Por Romário Faria*
Fala, Galera! É, não deu mais uma vez. Fomos eliminados pela Noruega após uma atuação horrível da nossa seleção, onde os caras tiveram o pleno controle do jogo.
Os números da posse de bola dizem muito sobre o que foi o jogo. O time de Ancelotti teve apenas 33%. Os noruegueses tiveram o dobro. O dobro! Não lembro de o Brasil ter tido tão pouca posse de bola em um jogo de Copa do Mundo. Do outro lado, mesmo sem uma força ofensiva absoluta, mas sempre tocando muito a bola, os caras fizeram o jogo deles, empurrando o Brasil pro seu campo. Na frente, um dos melhores atacantes do mundo, que não costuma perdoar. E ele foi preciso, cirúrgico, matador.

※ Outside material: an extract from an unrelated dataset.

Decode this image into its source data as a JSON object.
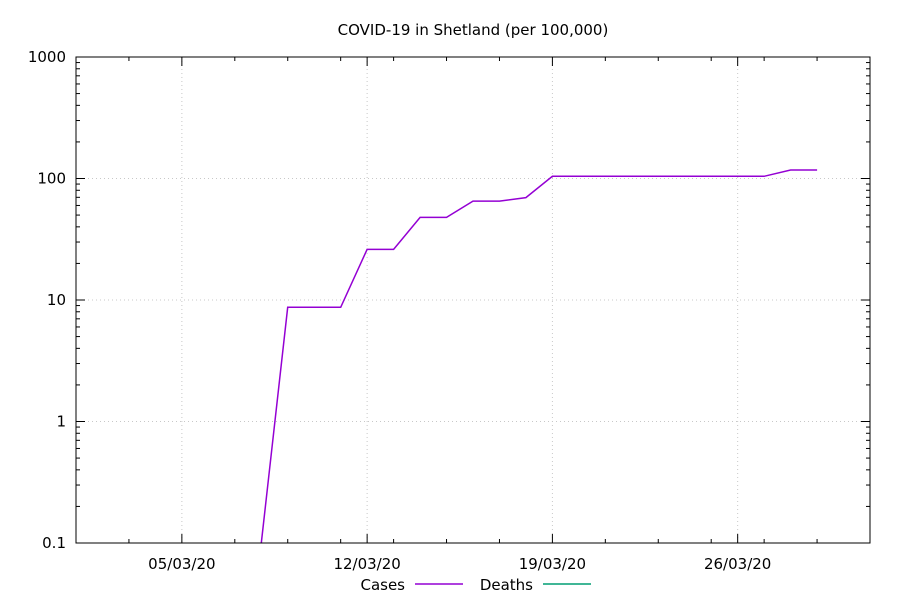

Sobre o Mister, eu confesso que não entendi algumas das mudanças que ele fez, como a saída do Bruno Guimarães. Não sei se ele sentiu alguma coisa, ou até mesmo se ficou abalado com o pênalti perdido. O fato é que no segundo tempo, sobretudo após as mudanças, o time, que já não vinha bem, caiu demais, e deu todos os espaços do mundo pra eles tomarem ainda mais conta do jogo e o Haaland resolver a parada lá na frente.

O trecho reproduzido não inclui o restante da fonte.